The confirmed use of AI to develop ransomware tooling follows a documented pattern of AI entering the attack chain at multiple stages in 2026. In May 2026, researchers documented the GreyVibe threat group using ChatGPT, Google Gemini, and Ideogram AI to generate phishing lures and assist in writing malware, including a tool that gave attackers remote control over infected devices by abusing PowerShell, a built-in Windows feature that can run commands silently in the background. According to BleepingComputer's coverage of the GreyVibe campaign, that group used AI at the content creation and coding stage. The framework discovered in this investigation goes further, using AI at the testing and iteration stage, automating the process of determining whether a payload defeats a specific security product and refining it until it does.
The practical implication for healthcare organizations is not that AI-built malware is fundamentally different from human-built malware. The outputs of ransomware payloads that avoid detection are the same, what changes is the speed and scale at which attackers can develop and refine those tools. A published bypass technique that previously required weeks of manual development to weaponize can now be implemented and tested against real products in hours. Healthcare organizations whose endpoint security configurations have not been updated recently face a widening gap between the defenses they have deployed and the evasion techniques that are now being automated. The Verizon 2026 Data Breach Investigations Report found that defenders now have hours rather than months between vulnerability disclosure and active exploitation. The same compression is now documented in the time between offensive research publication and ransomware implementation.
The attacker controlled what the AI agents were tasked with and reviewed the outputs. AI did not independently decide to build malware or select targets. It accelerated the development process by automating repetitive tasks like writing code variations, running tests, and documenting results, which would otherwise require manual effort and technical expertise.
Endpoint and network security tools that flag outbound connections to unknown or suspicious IP addresses will not flag traffic to Telegram, a widely used messaging platform with a trusted reputation.
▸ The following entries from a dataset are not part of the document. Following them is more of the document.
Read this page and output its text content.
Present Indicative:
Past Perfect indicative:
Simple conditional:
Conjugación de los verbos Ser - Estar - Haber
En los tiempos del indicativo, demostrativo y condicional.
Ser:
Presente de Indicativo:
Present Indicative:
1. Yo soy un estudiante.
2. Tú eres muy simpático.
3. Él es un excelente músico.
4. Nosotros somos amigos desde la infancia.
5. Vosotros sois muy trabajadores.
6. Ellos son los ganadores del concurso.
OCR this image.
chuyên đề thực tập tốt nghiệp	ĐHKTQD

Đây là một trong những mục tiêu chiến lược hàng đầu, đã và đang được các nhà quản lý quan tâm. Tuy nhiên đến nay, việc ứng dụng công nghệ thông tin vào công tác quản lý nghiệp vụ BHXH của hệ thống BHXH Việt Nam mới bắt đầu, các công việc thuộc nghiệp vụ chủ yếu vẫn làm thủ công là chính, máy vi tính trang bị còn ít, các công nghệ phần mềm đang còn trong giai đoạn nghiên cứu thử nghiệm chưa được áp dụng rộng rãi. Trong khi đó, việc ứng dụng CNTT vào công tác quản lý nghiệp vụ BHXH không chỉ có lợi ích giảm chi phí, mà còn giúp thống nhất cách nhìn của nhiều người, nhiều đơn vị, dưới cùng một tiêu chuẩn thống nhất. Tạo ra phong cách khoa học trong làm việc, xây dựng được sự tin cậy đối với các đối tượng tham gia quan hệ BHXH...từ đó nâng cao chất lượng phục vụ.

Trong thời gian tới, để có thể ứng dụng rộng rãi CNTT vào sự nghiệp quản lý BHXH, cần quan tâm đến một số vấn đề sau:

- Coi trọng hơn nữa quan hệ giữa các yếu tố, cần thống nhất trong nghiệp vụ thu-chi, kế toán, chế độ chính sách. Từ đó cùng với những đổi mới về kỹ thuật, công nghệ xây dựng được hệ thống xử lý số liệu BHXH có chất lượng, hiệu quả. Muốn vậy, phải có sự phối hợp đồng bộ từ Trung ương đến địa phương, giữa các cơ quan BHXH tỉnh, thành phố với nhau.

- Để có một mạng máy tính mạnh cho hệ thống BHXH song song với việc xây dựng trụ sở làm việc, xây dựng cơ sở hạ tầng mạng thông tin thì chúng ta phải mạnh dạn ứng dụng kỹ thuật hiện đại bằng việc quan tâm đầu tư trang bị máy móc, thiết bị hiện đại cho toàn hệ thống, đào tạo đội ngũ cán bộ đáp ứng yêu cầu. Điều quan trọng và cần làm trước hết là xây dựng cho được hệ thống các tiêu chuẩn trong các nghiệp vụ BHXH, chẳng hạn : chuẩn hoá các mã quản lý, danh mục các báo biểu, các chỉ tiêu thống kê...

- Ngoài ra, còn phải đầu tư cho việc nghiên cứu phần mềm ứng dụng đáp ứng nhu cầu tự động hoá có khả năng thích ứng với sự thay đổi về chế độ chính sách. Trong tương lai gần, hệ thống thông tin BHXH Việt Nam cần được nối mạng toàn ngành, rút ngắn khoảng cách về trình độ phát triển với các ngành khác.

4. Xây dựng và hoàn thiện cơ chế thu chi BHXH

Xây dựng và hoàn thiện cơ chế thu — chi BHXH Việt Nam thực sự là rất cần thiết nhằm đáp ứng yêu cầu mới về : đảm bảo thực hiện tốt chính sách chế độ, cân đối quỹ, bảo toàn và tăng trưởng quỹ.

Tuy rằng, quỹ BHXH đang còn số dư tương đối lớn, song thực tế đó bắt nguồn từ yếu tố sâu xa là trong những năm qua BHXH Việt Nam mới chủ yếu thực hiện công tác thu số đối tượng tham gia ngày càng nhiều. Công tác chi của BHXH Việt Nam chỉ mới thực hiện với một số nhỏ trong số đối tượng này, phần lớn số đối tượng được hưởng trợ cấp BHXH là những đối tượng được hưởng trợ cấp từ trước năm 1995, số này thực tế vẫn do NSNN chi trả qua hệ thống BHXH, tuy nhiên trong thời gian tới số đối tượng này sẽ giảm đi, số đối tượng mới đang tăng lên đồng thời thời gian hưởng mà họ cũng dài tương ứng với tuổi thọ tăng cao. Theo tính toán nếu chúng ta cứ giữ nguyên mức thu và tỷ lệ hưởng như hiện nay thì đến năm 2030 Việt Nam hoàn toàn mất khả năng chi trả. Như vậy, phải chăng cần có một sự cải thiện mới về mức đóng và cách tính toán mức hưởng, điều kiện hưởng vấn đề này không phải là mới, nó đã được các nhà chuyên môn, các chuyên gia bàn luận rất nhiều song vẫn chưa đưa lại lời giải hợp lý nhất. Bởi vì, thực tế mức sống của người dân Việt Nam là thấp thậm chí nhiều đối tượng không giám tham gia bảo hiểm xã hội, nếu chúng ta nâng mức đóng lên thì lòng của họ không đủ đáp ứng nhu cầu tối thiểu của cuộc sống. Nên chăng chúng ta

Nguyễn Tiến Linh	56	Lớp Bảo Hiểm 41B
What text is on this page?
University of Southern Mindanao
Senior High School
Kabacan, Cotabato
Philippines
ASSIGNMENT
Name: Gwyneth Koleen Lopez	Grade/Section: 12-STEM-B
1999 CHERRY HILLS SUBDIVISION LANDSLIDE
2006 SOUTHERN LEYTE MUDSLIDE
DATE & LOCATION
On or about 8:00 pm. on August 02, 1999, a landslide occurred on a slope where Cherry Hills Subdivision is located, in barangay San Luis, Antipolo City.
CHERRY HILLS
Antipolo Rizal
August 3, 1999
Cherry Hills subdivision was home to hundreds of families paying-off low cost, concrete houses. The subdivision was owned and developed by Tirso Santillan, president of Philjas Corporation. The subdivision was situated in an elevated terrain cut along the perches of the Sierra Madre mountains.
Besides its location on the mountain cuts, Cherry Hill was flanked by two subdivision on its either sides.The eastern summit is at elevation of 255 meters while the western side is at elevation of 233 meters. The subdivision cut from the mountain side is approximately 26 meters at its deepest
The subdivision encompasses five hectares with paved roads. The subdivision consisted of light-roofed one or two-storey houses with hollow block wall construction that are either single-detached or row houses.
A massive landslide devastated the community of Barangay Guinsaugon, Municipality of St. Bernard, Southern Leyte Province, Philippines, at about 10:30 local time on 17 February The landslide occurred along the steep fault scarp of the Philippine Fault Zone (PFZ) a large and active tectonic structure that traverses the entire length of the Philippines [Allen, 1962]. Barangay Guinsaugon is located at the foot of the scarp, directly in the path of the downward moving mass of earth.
Attackers using Telegram's infrastructure as a relay disguise their command traffic as legitimate Telegram activity, making it harder to distinguish from normal employee use of the app.
Security tools that maintain lists of trusted applications may allow those applications to run without deep inspection. By wrapping malicious code inside a legitimate, signed executable, attackers inherit that application's trust level, reducing the probability that endpoint security tools will flag the malicious activity.
Active Directory is the system that manages user accounts, permissions, and network access in most enterprise environments. Automated discovery maps that account for which users have administrative privileges, which systems they can access, and how the network is structured, information that attackers use to identify the fastest path from initial access to full network control and ransomware deployment.
Behavioral detection that identifies what a process does rather than what it looks like reduces the effectiveness of evasion techniques that change the payload's appearance while preserving its behavior. Network monitoring that flags unusual traffic patterns, including Telegram-based command-and-control, and maintaining current endpoint security configurations that reflect the latest evasion techniques, all reduce the window between a new tool's development and its detection in the environment.